The tour begins in Puerto Madero, where all the streets are named after notable Argentinian women. Women such as Julieta Lanteri, who fought to get her degree in pharmacology and was the first woman to vote in Latin America in 1911, a right she secured as a college student. (The law was promptly amended so that military service was also required in order to vote.)

I accompany Lucia to one of the near-weekly mass piquetes (blockades) in Plaza del Congreso, peaceful demonstrations that feel more dangerous since Milei proposed new guidelines to crack down on protests. For Argentinians, the right to protest isn’t purely a pillar of democracy – it’s a good way to spend a Saturday afternoon. 

Eva Peron greeting the crowds from the balcony of Casa Rosada in 1951
Eva Peron greeting the crowds from the balcony of Casa Rosada in 1951 (Getty)

The mood is inclusive and community-minded: there are food vendors selling choripan (chorizo baguette), and families and community action groups arrive en masse with coolboxes and parasols to combat the heat. Lucia, however, is better prepared: in her backpack, she carries lemon and bicarbonate of soda to neutralise teargas. “We haven’t had to be fearful at protests since the 1990s, but we’re all nervous; we really can’t trust the government,” she says.

Milei’s presidency hasn’t simply divided Argentina, it has divided families and torn friendships apart. “My mother voted for Milei, and I didn’t speak to her for weeks,” Lucia tells me, as we drink a post-piquete vermouth in Peron Peron, a favourite Peronist bar. 

At Lucia’s suggestion, we call Maria Laura, her mum, so I can ask why she voted for Milei, a decision her daughter cannot understand. Maria Laura sighs. “At the ballot box, I felt I had the choice of voting for a psychotic or a psychopath, and I chose the former, Milei, because I felt he might be less dangerous,” she says. “But don’t get me wrong: both candidates were terrible. I am 67 years old and very disappointed.”

And in six months, disappointment has been replaced by a real sense of danger. Last week, Buenos Aires was rocked by a violent attack on two lesbian couples in Barracas, a district between my old famously LGBT-friendly neighbourhood of San Telmo, and La Plata, where my queer friends and I danced at the milonga

Protesters are pushing for the attack in Barracas to be labelled a hate crime
Protesters are pushing for the attack in Barracas to be labelled a hate crime (AFP/Getty)

Their neighbour, Justo Fernando Barrientos – who had harassed the women and their friends, calling them “monsters” because of their “sexual condition” – threw a homemade explosive into their apartment as they slept.

Pamela Cobbas, her partner Mercedes Roxana Figueroa and a friend, Andrea Amarante, died of severe burn injuries. Sofia Castro Riglos, Andrea’s partner, remains in hospital. It was the most shocking homophobic attack, and incidence of femicide, in Argentina for decades. 

Days before the attack, Milei’s official biographer and supporter, Nicolas Marquez, explicitly linked homosexuality to drug abuse, Aids, smoking and alcoholism in a TV interview, adding: “When the state promotes, encourages homosexuality, as it has done until the appearance of Javier Milei on the scene, it is encouraging self-destructive behaviour.” 

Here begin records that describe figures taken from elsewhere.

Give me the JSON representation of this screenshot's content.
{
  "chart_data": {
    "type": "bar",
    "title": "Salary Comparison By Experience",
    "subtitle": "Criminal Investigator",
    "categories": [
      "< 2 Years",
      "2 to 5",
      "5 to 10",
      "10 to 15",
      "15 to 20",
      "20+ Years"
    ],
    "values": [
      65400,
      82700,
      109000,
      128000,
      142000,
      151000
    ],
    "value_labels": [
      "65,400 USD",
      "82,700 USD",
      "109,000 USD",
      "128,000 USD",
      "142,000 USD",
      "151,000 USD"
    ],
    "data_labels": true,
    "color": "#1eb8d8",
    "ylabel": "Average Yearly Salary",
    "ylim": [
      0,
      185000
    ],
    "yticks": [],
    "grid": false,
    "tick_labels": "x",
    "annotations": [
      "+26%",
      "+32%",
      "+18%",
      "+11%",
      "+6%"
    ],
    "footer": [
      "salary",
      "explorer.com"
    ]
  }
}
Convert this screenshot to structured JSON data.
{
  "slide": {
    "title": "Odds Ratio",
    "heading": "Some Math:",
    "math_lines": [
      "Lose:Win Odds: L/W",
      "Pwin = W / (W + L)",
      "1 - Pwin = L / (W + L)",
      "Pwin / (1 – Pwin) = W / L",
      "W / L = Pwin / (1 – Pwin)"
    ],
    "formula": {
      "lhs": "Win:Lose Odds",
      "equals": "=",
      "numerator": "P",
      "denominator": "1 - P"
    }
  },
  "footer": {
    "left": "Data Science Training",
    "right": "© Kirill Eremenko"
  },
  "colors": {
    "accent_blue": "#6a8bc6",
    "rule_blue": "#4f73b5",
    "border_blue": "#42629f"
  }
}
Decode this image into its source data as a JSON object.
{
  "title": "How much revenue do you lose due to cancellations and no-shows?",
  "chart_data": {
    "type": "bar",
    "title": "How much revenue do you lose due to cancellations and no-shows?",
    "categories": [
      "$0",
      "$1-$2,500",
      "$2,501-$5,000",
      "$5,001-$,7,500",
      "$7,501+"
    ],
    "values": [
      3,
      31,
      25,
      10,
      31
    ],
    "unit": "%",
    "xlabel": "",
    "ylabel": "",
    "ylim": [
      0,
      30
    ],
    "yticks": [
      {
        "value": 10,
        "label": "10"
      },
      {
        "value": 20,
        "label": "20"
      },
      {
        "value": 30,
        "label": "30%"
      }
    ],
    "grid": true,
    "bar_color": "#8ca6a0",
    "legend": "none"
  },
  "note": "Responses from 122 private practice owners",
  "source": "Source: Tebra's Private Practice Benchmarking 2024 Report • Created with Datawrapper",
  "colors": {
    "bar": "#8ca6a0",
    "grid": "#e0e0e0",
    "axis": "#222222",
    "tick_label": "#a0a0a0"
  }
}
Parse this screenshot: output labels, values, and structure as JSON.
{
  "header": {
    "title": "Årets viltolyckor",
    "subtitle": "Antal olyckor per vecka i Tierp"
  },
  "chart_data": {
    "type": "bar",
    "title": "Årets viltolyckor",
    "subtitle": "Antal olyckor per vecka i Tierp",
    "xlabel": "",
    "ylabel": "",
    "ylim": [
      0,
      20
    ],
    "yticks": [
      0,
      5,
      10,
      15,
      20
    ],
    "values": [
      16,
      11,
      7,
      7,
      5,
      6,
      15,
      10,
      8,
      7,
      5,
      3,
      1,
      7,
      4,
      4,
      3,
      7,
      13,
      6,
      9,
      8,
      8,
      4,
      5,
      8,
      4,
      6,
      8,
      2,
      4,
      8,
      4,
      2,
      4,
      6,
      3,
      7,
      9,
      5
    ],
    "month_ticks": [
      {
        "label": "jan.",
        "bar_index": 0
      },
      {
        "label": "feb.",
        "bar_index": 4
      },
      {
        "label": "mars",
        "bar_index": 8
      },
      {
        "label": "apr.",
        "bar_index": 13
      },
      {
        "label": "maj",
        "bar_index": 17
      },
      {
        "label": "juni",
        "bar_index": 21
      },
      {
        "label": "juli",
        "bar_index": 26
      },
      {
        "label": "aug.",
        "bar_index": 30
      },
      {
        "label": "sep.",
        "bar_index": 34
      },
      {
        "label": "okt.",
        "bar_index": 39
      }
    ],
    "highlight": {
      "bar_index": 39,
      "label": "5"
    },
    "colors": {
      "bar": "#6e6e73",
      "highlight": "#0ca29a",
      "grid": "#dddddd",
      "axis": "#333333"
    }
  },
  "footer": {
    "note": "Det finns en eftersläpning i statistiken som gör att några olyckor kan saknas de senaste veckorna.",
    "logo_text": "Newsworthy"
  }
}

Lucia tells me: “It’s all related. Hate speech creates more hate. Right now I need to disassociate from this a bit, or I’d just spend all day in bed crying.” 

I call Guada, remembering the fresh graffiti on the walls of La Plata and the sense of dread she shared with me that night. “It’s even worse than we thought it could be,” she says. “The presidential spokesperson argued the attack in Barracas is not a hate crime, when it quite clearly is. I can’t believe this is the world women are having to live in now. It’s like we’re ruled by apes.”